Moody's Corporation
Director Resignation Policy

Nominees for director shall submit, at the time of their nomination or, with respect to the 2008 annual meeting of stockholders, within five days following the certification of the stockholder vote for such meeting, a contingent resignation in writing to the Chairman of the Governance and Nominating Committee (the "Committee") which would become effective only if the director fails to receive a sufficient number of votes for re-election at the annual meeting in question and the Board of Directors accepts the resignation.

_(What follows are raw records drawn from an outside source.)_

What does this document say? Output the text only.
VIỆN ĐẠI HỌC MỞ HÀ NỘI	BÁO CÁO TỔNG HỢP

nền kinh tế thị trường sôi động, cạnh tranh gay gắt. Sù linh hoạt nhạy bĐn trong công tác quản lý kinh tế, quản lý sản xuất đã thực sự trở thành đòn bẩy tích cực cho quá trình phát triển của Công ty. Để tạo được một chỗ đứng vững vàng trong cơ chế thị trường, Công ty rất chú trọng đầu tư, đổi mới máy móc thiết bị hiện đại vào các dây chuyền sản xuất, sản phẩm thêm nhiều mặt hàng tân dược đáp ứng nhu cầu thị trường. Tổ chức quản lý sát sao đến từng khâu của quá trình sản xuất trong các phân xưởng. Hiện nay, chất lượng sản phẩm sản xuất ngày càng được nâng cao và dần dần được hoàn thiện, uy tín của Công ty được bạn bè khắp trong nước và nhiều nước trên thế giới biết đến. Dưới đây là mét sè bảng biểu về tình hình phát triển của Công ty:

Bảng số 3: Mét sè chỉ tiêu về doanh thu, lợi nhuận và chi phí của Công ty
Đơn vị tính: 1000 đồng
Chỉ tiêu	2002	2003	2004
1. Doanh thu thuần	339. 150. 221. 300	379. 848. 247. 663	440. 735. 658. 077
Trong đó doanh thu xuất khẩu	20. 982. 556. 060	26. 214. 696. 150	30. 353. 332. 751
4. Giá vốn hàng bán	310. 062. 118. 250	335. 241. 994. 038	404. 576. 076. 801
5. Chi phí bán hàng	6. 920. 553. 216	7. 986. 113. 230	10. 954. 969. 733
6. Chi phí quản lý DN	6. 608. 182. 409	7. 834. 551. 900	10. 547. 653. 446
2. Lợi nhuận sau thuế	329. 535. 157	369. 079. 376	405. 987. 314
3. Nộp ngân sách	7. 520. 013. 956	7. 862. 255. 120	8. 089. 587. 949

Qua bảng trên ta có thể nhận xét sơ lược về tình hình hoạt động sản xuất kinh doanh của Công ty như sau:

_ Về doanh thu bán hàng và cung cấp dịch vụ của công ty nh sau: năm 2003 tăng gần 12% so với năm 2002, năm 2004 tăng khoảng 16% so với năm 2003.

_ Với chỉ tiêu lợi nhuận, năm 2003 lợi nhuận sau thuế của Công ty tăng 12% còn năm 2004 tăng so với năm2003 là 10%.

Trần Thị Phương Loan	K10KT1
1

To the extent applicable, the Committee will consider any such tendered resignation and, within 75 days following the date of the stockholders' meeting at which the election occurred, will make a recommendation to the Board of Directors concerning the acceptance or rejection of such resignation. In determining its recommendation to the Board of Directors, the Committee will consider all factors deemed relevant by the members of the Committee including, without limitation, the stated reason or reasons why stockholders voted against such director's re-election, the qualifications of the director (including, for example, whether the director serves on the Audit Committee of the Board of Directors as an "audit committee financial expert" and whether there are one or more other directors qualified, eligible and available to serve on the audit committee in such capacity), and whether the director's resignation from the Board of Directors would be in the best interests of the Company and its stockholders.

The Committee also will consider a range of possible alternatives concerning the director's tendered resignation as the members of the Committee deem appropriate, which may include, without limitation, acceptance of the resignation, rejection of the resignation, or rejection of the resignation coupled with a commitment to seek to address and cure the underlying reasons reasonably believed by the Committee to have substantially resulted in such director failing to receive the required number of votes for re-election.

The Board of Directors will take formal action on the Committee's recommendation no later than 90 days following the date of the stockholders' meeting at which the election occurred. In considering the Committee's recommendation, the Board of Directors will consider the information, factors and alternatives considered by the Committee and such additional information, factors and alternatives as the Board of Directors deems relevant.

Following the Board of Director's decision on the Committee's recommendation, the Company, within four business days after such decision is made, will publicly disclose, in a Form 8-K filed with the Securities and Exchange Commission, the Board's decision, together with an explanation of the process by which the decision was made and, if applicable, the Board's reason or reasons for rejecting the tendered resignation.

No Director whose resignation, in accordance with this Policy, is required to be considered by the Board, shall participate in the Committee's deliberations or recommendation, or in the Board's deliberations or determination, with respect to accepting or rejecting his resignation as a Director.

This Policy, as it may from time to time be amended, will be summarized or included in the "Corporate Governance" section of the Company's website.